I was in Greece, Macedonia, Serbia and Hungary last year covering the European border migration crises. What was the EU doing in Greece? Nothing.  Nothing. Nothing. A million people came to the shores of Greece and they were housing in tent camps, squatting in fields.  No one was keep track of them, or giving them new, real I.Ds.  No one fingerprinted them, or photographed them.  What did the EU do? It threw up its hands and let Greece, one of the poorest states in the EU, deal with the crises. And what did Greece do?  It passed the buck to Macedonia, literally lining up Syrian immigrants and Afghans and sending them across a dry riverbed illegally into the hands of Macedonian policy.

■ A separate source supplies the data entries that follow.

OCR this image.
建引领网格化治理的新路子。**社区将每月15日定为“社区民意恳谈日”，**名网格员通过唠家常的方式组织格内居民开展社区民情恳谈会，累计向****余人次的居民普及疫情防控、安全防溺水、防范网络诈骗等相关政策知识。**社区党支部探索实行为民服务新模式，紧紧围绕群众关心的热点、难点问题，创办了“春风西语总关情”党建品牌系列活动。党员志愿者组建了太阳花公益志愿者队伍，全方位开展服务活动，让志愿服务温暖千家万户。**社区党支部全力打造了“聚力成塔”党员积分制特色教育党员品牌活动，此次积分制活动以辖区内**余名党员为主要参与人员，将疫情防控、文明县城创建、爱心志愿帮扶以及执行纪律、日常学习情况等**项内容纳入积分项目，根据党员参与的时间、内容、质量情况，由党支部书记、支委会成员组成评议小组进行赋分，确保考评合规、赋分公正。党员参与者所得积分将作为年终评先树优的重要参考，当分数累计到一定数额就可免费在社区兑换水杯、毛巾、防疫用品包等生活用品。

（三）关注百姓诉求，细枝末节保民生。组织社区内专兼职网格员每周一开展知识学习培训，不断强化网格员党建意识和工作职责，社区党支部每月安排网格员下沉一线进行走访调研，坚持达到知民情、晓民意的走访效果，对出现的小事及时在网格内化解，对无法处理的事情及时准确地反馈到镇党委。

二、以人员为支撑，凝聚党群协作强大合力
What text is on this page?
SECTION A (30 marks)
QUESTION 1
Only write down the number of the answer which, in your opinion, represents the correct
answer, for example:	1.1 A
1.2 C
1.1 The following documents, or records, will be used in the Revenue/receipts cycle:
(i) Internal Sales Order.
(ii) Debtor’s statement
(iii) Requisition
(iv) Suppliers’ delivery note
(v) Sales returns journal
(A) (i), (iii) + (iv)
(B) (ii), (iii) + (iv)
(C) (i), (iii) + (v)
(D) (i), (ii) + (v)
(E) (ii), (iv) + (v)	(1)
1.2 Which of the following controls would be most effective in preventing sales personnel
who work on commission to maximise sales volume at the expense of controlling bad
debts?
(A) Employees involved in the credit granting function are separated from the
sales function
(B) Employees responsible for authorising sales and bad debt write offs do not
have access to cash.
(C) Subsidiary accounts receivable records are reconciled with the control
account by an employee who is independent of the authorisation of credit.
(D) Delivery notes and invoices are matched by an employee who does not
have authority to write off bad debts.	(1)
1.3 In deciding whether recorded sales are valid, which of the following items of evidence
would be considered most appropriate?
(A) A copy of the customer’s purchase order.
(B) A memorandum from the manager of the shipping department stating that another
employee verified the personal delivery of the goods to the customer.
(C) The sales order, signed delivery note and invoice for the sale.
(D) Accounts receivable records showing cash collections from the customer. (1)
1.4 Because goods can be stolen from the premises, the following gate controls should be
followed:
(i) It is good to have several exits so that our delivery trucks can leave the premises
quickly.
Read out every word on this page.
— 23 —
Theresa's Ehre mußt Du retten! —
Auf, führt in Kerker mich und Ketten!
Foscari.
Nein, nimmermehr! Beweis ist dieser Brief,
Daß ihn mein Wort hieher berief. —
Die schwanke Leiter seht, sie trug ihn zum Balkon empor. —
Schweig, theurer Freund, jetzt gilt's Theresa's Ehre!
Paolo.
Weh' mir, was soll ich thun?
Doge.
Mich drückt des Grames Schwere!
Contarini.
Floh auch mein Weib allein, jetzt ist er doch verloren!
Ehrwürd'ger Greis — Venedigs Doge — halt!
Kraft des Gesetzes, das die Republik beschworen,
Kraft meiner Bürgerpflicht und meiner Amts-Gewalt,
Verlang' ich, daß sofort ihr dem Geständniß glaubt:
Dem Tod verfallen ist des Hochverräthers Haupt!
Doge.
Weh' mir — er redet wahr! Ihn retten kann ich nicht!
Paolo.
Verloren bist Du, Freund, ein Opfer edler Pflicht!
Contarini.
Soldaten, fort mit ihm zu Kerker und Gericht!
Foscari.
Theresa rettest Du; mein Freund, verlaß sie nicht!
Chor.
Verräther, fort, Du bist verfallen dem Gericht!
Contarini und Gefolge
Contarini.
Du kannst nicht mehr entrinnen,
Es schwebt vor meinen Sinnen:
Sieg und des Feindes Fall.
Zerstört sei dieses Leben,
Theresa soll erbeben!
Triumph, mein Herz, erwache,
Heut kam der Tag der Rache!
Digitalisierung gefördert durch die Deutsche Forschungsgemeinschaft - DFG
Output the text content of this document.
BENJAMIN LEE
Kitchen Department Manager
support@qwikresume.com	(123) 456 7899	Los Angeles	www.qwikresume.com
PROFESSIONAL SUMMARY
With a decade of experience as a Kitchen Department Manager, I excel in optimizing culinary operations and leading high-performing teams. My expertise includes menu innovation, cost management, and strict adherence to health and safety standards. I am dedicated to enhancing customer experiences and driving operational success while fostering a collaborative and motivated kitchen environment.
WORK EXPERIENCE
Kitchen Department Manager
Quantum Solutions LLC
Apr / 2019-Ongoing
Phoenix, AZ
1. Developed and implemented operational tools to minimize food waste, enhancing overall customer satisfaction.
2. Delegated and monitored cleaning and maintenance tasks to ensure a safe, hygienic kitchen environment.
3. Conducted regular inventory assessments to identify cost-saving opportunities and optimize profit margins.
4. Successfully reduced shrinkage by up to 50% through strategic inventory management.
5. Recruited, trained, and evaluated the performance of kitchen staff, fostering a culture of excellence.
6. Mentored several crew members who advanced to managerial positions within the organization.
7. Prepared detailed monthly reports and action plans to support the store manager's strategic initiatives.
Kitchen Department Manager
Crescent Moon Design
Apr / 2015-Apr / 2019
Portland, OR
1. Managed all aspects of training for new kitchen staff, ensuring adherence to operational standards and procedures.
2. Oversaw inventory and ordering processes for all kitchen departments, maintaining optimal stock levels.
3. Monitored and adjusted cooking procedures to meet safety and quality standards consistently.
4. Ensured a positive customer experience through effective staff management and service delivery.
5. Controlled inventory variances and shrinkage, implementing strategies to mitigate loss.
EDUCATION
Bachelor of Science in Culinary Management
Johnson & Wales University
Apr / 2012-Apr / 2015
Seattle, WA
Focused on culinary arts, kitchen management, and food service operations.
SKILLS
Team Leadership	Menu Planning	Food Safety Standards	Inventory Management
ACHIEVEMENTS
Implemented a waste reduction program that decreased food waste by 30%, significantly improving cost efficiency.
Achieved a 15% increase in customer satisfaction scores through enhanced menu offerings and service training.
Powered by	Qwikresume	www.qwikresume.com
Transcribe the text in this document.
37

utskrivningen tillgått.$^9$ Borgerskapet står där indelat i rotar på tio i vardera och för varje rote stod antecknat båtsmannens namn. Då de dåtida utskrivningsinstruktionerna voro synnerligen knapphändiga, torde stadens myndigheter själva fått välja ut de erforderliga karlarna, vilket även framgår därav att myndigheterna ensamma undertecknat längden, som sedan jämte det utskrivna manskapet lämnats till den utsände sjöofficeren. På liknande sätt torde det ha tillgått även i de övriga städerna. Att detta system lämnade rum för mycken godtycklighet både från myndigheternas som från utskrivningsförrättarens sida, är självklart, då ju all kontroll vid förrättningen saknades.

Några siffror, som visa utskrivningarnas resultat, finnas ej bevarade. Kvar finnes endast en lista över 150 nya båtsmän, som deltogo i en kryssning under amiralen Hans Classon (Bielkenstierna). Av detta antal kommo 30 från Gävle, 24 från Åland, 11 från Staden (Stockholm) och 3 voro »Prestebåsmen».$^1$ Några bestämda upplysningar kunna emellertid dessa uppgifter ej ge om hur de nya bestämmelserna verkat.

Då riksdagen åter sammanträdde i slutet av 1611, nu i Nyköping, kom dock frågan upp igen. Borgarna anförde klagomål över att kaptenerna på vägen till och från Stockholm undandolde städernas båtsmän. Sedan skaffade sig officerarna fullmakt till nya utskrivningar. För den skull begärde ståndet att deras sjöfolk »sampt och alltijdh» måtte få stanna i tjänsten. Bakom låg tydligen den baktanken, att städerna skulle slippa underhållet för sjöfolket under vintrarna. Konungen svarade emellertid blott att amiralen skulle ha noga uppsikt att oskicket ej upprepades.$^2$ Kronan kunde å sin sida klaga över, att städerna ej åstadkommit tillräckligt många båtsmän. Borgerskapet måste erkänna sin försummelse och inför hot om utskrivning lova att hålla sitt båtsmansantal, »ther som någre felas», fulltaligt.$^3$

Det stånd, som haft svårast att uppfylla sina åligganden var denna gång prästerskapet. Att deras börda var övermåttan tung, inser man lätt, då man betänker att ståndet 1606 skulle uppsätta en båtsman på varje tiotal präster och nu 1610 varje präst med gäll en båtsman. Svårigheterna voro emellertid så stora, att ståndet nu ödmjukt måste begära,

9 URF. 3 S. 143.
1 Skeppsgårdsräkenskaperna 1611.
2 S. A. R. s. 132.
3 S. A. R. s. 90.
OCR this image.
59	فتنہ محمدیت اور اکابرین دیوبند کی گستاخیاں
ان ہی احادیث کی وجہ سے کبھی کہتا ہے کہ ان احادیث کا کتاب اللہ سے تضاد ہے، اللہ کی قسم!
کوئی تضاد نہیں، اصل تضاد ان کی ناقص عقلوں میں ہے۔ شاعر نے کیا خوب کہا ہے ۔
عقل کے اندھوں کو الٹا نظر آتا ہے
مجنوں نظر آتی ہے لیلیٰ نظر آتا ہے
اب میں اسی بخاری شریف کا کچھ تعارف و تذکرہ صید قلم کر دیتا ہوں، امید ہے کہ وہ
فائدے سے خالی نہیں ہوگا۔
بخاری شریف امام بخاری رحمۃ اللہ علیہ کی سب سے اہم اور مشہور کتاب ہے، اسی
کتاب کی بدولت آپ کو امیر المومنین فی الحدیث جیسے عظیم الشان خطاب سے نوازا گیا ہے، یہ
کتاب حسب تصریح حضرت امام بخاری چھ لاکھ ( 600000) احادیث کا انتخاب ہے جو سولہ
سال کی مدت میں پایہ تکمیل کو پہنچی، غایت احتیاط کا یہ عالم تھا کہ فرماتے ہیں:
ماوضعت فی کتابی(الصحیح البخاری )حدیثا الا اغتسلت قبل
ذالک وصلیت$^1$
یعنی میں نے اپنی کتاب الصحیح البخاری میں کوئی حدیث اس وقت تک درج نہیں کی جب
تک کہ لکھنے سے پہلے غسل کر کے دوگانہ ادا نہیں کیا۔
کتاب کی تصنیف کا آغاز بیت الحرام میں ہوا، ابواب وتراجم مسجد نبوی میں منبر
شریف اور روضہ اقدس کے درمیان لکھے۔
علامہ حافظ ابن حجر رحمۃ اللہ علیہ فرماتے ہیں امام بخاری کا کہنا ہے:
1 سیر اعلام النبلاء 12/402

I’ve never seen anything like that.  Jordan has border controls.  Egypt.  India. Senegal.  But Greece’s decision was just to funnel people onward, with legal illegality.  This was the “welcome” to the EU.  Line of police pushing you into Macedonia. And the EU has 500 million citizens and billions of dollars, but it can’t create an Ellis Island style immigration system that states in the 19th century did.  There was more competence in 15th century Europe probably than 2016 Europe at just registering people.  Even Domesday, an 11th century census, was more competent and efficient.

I was in Hungary in the tent camps of migrants, in the squalor and mud.  There was no EU coordination.  There was no Frontex.  There was no one to bother to interview the new immigrants and grant them some temporary I.D.  It was total chaos.  It was controlled illegal immigration, which in a sense is thus legal.  Europe allowed a million people to arrive and just said, “go where you please.”

It’s like the rest of Europe when it comes to “informal” issues.  Trafficking in women and slavery?  No one to bother investigating it. Gun control?  Why bother.

It’s a continent in which the leaders talk tough and talk like there are ruled but at the lower level there are few rules and little enforcement. And instead of trying to fix that, and invest billions of dollars necessary in dealing with refugees and migrants, the concept of the EU is to shout “nazi nazi” at the UK, but of course not at ISIS.  No, no, never ISIS.  In fact 5,000 ISIS members volunteered from the EU, and went to Syria and Iraq, genocided and then came back and some went again.  And that’s how the EU “fights terror”, it just exports it.

There is no pretense of having any kind of efficient counting of migrants and providing levels of aid and citizenship necessary to integrate them.  Instead the idea is “here’s an open continent, come live where you want, want to live in tents in a park, we don’t mind, just don’t burden us with complaints, and we’ll leave you alone.”

Europe is a bifurcated world, of the poor, the migrants, and the ultra rich who run the EU and are so zealous in hating the UK, but are not so zealous in doing anything else.